The Senate Intelligence Committee and the full House of Representatives are scheduled to hear from FBI officials Tuesday afternoon where they're sure to be asked to answer the accusations that the FBI didn't thoroughly investigate Tamerlan Tsarnaev after Russia raised red flags two years ago.

"We're going to have to sort it out," Senate Intelligence Committee chairman Dianne Feinstein, D-Calif., told Reuters.

The Tsarnaev brothers were legal immigrants of Chechen background and had been in the United States for nearly a decade.

"There are many questions I want answered, such as how and when the suspects became radicalized, details of the FBI's initial investigation into Tamerlan Tsarnaev's activities, the nature of the terrorist threat in southern Russia, and more information on our counterterrorism cooperation with Moscow," Senate Intelligence Committee Member Mark Udall, D-Colo., said in a statement. 

Tamerlan Tsarnaev's name was included in a federal government travel-screening database in 2011 after the FBI investigated the man at Russia's request, two law enforcement officials briefed on the investigation told The Associated Press on Monday.

Tamerlan Tsarnaev's name was entered into the Treasury Enforcement Communications System, or TECS, as a routine procedure when the FBI looked into whether Tsarnaev was involved in terrorist activity, the law enforcement officials said, speaking on condition of anonymity because the investigation was ongoing. TECS is the system used by U.S. officials at the nation's borders to help screen people arriving in the U.S.
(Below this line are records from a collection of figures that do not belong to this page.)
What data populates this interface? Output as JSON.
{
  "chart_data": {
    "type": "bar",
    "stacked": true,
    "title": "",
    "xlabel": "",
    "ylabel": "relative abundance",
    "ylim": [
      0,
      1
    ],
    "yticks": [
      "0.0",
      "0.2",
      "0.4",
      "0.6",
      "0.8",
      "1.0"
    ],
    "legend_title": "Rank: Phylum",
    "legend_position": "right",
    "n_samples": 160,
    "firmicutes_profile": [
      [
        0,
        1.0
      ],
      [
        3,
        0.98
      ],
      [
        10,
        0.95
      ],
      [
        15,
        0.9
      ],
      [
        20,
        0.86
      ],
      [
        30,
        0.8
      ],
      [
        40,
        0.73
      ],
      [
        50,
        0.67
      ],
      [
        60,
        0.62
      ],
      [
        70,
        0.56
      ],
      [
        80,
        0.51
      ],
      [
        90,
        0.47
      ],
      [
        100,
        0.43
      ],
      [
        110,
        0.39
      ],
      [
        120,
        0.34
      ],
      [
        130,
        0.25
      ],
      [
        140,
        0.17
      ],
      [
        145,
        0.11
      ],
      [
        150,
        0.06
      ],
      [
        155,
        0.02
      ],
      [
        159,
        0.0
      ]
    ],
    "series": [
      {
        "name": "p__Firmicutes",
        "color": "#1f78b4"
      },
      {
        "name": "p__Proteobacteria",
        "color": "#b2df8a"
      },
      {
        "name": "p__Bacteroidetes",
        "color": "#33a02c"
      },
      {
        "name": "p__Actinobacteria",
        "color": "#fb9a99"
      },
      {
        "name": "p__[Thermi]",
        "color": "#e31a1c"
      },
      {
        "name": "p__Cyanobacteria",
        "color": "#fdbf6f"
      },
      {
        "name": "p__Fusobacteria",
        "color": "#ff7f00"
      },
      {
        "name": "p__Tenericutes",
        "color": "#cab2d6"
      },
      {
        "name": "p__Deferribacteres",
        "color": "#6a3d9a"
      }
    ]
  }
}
According to one of the officials, an airline misspelled Tsarnaev's name when it submitted the list of passengers on Tsarnaev's flight to Russia in January 2012. Airlines are required to provide the U.S. government with a list of passengers on international flights so the U.S. can check their names through government databases, including the terrorist watch list.
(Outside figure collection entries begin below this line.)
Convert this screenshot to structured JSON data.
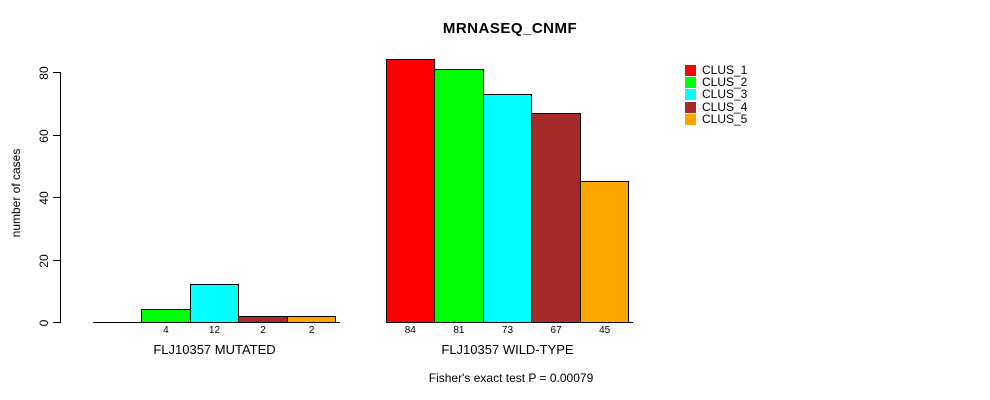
{
  "chart_data": {
    "type": "bar",
    "title": "MRNASEQ_CNMF",
    "ylabel": "number of cases",
    "xlabel": "",
    "yticks": [
      0,
      20,
      40,
      60,
      80
    ],
    "ylim": [
      0,
      88
    ],
    "grid": false,
    "legend_position": "top-right",
    "series_legend": [
      {
        "label": "CLUS_1",
        "color": "#ff0000"
      },
      {
        "label": "CLUS_2",
        "color": "#00ff00"
      },
      {
        "label": "CLUS_3",
        "color": "#00ffff"
      },
      {
        "label": "CLUS_4",
        "color": "#a52a2a"
      },
      {
        "label": "CLUS_5",
        "color": "#ffa500"
      }
    ],
    "groups": [
      {
        "label": "FLJ10357 MUTATED",
        "values": [
          0,
          4,
          12,
          2,
          2
        ],
        "value_labels": [
          "",
          "4",
          "12",
          "2",
          "2"
        ]
      },
      {
        "label": "FLJ10357 WILD-TYPE",
        "values": [
          84,
          81,
          73,
          67,
          45
        ],
        "value_labels": [
          "84",
          "81",
          "73",
          "67",
          "45"
        ]
      }
    ],
    "footnote": "Fisher's exact test P = 0.00079"
  }
}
But because Tsarnaev's name was misspelled, it was not matched with the 2011 entry in the TECS system, the official told the AP. However, the official said, even if his name had been spelled correctly and U.S. officials recognized that Tsarnaev, the subject of a 2011 FBI inquiry, was on the flight, he would have faced no additional scrutiny because the FBI had by that time found no information connecting Tsarnaev to terrorism.

Homeland Security Secretary Janet Napolitano confirmed the misspelling to the Senate Judiciary Committee Tuesday saying, "There was a mismatch there."
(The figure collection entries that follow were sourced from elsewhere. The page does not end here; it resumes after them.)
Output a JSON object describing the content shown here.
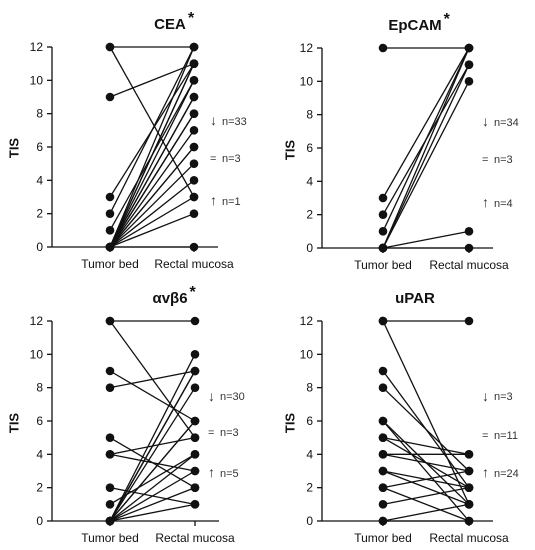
{
  "chart_data": [
    {
      "type": "line",
      "title": "CEA",
      "significance": "*",
      "ylabel": "TIS",
      "ylim": [
        0,
        12
      ],
      "yticks": [
        "0",
        "2",
        "4",
        "6",
        "8",
        "10",
        "12"
      ],
      "categories": [
        "Tumor bed",
        "Rectal mucosa"
      ],
      "pairs": [
        [
          12,
          12
        ],
        [
          12,
          3
        ],
        [
          9,
          11
        ],
        [
          3,
          11
        ],
        [
          2,
          12
        ],
        [
          1,
          10
        ],
        [
          0,
          12
        ],
        [
          0,
          11
        ],
        [
          0,
          11
        ],
        [
          0,
          10
        ],
        [
          0,
          9
        ],
        [
          0,
          9
        ],
        [
          0,
          8
        ],
        [
          0,
          8
        ],
        [
          0,
          7
        ],
        [
          0,
          6
        ],
        [
          0,
          6
        ],
        [
          0,
          5
        ],
        [
          0,
          4
        ],
        [
          0,
          3
        ],
        [
          0,
          2
        ],
        [
          0,
          0
        ]
      ],
      "annotations": [
        {
          "arrow": "↓",
          "text": "n=33"
        },
        {
          "arrow": "=",
          "text": "n=3"
        },
        {
          "arrow": "↑",
          "text": "n=1"
        }
      ]
    },
    {
      "type": "line",
      "title": "EpCAM",
      "significance": "*",
      "ylabel": "TIS",
      "ylim": [
        0,
        12
      ],
      "yticks": [
        "0",
        "2",
        "4",
        "6",
        "8",
        "10",
        "12"
      ],
      "categories": [
        "Tumor bed",
        "Rectal mucosa"
      ],
      "pairs": [
        [
          12,
          12
        ],
        [
          3,
          12
        ],
        [
          2,
          11
        ],
        [
          1,
          12
        ],
        [
          0,
          12
        ],
        [
          0,
          11
        ],
        [
          0,
          10
        ],
        [
          0,
          1
        ],
        [
          0,
          0
        ]
      ],
      "annotations": [
        {
          "arrow": "↓",
          "text": "n=34"
        },
        {
          "arrow": "=",
          "text": "n=3"
        },
        {
          "arrow": "↑",
          "text": "n=4"
        }
      ]
    },
    {
      "type": "line",
      "title": "αvβ6",
      "significance": "*",
      "ylabel": "TIS",
      "ylim": [
        0,
        12
      ],
      "yticks": [
        "0",
        "2",
        "4",
        "6",
        "8",
        "10",
        "12"
      ],
      "categories": [
        "Tumor bed",
        "Rectal mucosa"
      ],
      "pairs": [
        [
          12,
          12
        ],
        [
          12,
          5
        ],
        [
          9,
          6
        ],
        [
          8,
          9
        ],
        [
          5,
          2
        ],
        [
          4,
          5
        ],
        [
          4,
          3
        ],
        [
          2,
          1
        ],
        [
          1,
          4
        ],
        [
          0,
          10
        ],
        [
          0,
          9
        ],
        [
          0,
          9
        ],
        [
          0,
          8
        ],
        [
          0,
          6
        ],
        [
          0,
          6
        ],
        [
          0,
          4
        ],
        [
          0,
          3
        ],
        [
          0,
          2
        ],
        [
          0,
          1
        ]
      ],
      "annotations": [
        {
          "arrow": "↓",
          "text": "n=30"
        },
        {
          "arrow": "=",
          "text": "n=3"
        },
        {
          "arrow": "↑",
          "text": "n=5"
        }
      ]
    },
    {
      "type": "line",
      "title": "uPAR",
      "significance": "",
      "ylabel": "TIS",
      "ylim": [
        0,
        12
      ],
      "yticks": [
        "0",
        "2",
        "4",
        "6",
        "8",
        "10",
        "12"
      ],
      "categories": [
        "Tumor bed",
        "Rectal mucosa"
      ],
      "pairs": [
        [
          12,
          12
        ],
        [
          12,
          1
        ],
        [
          9,
          2
        ],
        [
          8,
          3
        ],
        [
          6,
          1
        ],
        [
          6,
          0
        ],
        [
          5,
          4
        ],
        [
          5,
          2
        ],
        [
          4,
          3
        ],
        [
          4,
          4
        ],
        [
          3,
          2
        ],
        [
          3,
          1
        ],
        [
          2,
          0
        ],
        [
          2,
          3
        ],
        [
          1,
          2
        ],
        [
          0,
          1
        ],
        [
          0,
          0
        ]
      ],
      "annotations": [
        {
          "arrow": "↓",
          "text": "n=3"
        },
        {
          "arrow": "=",
          "text": "n=11"
        },
        {
          "arrow": "↑",
          "text": "n=24"
        }
      ]
    }
  ]
}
However, she added, the U.S. did know he left the country due to redundancies in the system. "The system did ping when he left the country," she said but pointed out that the FBI's investigation into Tsarnaev was over by the time he returned.

In 2011, Russia asked the FBI to look into Tsarnaev. The FBI was told Tsarnaev had changed drastically since 2010 as he prepared to leave the U.S. to join unspecified underground groups. The FBI interviewed Tsarnaev and his relatives and didn't find any terrorism activity.

The FBI did not find any derogatory information on Tsarnaev and a criminal case was not opened. The FBI shared its results with Russia in the summer of 2011. The FBI asked Russia for more information on Tsarnaev but never received any.

Sen. Lindsey Graham, R-S.C., who is not on the intelligence committee and won't be in the briefing, said Monday, "I think all of us are wondering, if the Russians told us about this guy being a radical Islamist in 2011, how could we have missed it."

"Here's the question we all should be asking: Let's assume for a moment the FBI made a diligent effort to make an investigation based on the Russian information and, quite frankly, from what they told me that withstand scrutiny and I assume it will, they did. But, how could we, from 2012 until the attack, miss all of the radical statements and activity this guy engaged in, the older brother, on the Internet and the YouTube videos?"